Extrait du livre Les couleurs retrouvées
Les couleurs retrouvées de Thierry Maricourt et Tatjania Mai-Wyss aux éditions Points de suspension
Les couleurs retrouvées
Du bout de la langue, elle goûte un flocon de neige. Le froid, ce froid-là, devient la couleur blanche. Un froid vif, sévère, un froid sec peut-être. Elle dit depuis, quand elle frissonne, que le paysage est blanc : ses deux frères comprennent. Ils vont chercher un pull, le lui enfilent. Ils ont des gestes doux.

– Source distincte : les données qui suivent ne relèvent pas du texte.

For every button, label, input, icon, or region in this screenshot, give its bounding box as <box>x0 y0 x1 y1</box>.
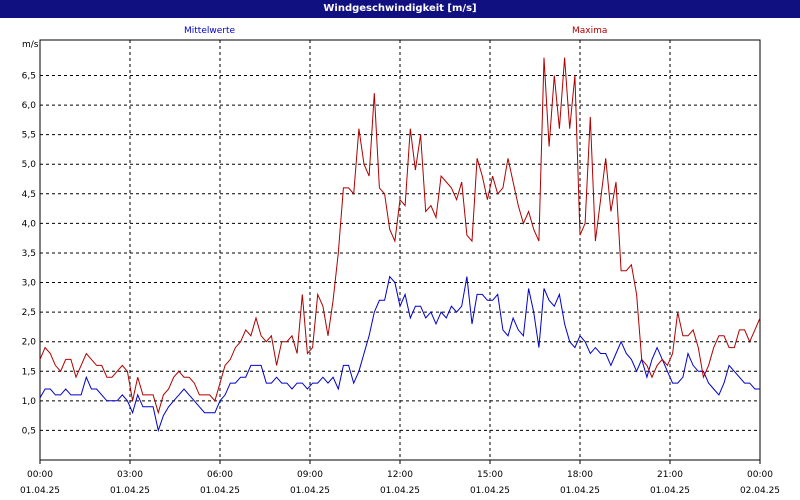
y-tick-label: 0,5 <box>22 426 36 436</box>
y-tick-label: 5,0 <box>22 160 37 170</box>
x-tick-date-label: 01.04.25 <box>380 486 420 496</box>
x-tick-date-label: 01.04.25 <box>560 486 600 496</box>
x-tick-time-label: 12:00 <box>387 470 413 480</box>
y-tick-label: 3,0 <box>22 279 37 289</box>
x-tick-date-label: 02.04.25 <box>740 486 780 496</box>
x-tick-time-label: 00:00 <box>27 470 53 480</box>
x-tick-date-label: 01.04.25 <box>470 486 510 496</box>
legend-mittelwerte: Mittelwerte <box>184 26 236 36</box>
y-tick-label: 1,5 <box>22 367 36 377</box>
x-tick-date-label: 01.04.25 <box>200 486 240 496</box>
y-tick-label: 4,5 <box>22 190 36 200</box>
x-tick-date-label: 01.04.25 <box>290 486 330 496</box>
x-tick-date-label: 01.04.25 <box>650 486 690 496</box>
x-tick-time-label: 18:00 <box>567 470 593 480</box>
series-line-maxima <box>39 57 761 415</box>
x-tick-time-label: 21:00 <box>657 470 683 480</box>
y-tick-label: 2,0 <box>22 338 37 348</box>
x-tick-time-label: 15:00 <box>477 470 503 480</box>
chart-title: Windgeschwindigkeit [m/s] <box>0 0 800 18</box>
y-tick-label: 4,0 <box>22 219 37 229</box>
x-tick-date-label: 01.04.25 <box>20 486 60 496</box>
legend-maxima: Maxima <box>572 26 608 36</box>
series-line-mittelwerte <box>39 275 760 433</box>
x-tick-time-label: 00:00 <box>747 470 773 480</box>
y-tick-label: 2,5 <box>22 308 36 318</box>
y-tick-label: 1,0 <box>22 397 37 407</box>
y-tick-label: 3,5 <box>22 249 36 259</box>
y-axis-unit-label: m/s <box>22 40 39 50</box>
x-tick-time-label: 06:00 <box>207 470 233 480</box>
y-tick-label: 6,0 <box>22 101 37 111</box>
x-tick-time-label: 09:00 <box>297 470 323 480</box>
x-tick-date-label: 01.04.25 <box>110 486 150 496</box>
y-tick-label: 5,5 <box>22 131 36 141</box>
x-tick-time-label: 03:00 <box>117 470 143 480</box>
y-tick-label: 6,5 <box>22 71 36 81</box>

Elle raffole des tartines de beurre. Cette saveur, celle du lait, de la crème et du fromage, c’est pour elle toute la gamme de la couleur jaune. La chaleur du soleil est une caresse de miel et pour elle, le miel est le beurre des abeilles et le soleil une immense et lointaine ruche.
Le soleil est jaune, d’un autre jaune que celui de la tulipe ou du souci : elle a déjà mâchonné les pétales de ces fleurs, elle n’aime pas. C’est trop amer. Le jaune peut donc être amer aussi. Elle sait qu’elle doit s’en méfier.
Ses frères lui glissent un carré de chocolat entre les lèvres. Elle sourit. La couleur noire, pour elle, c’est le chocolat. Elle en réclame encore. Le chocolat, c’est amer ou sucré, c’est une couleur franche, sans arrière goût, sans mauvaise surprise. A part peut-être les crises de foie, quand elle en croque trop, mais elle fait attention. Elle n’est pas tellement gourmande.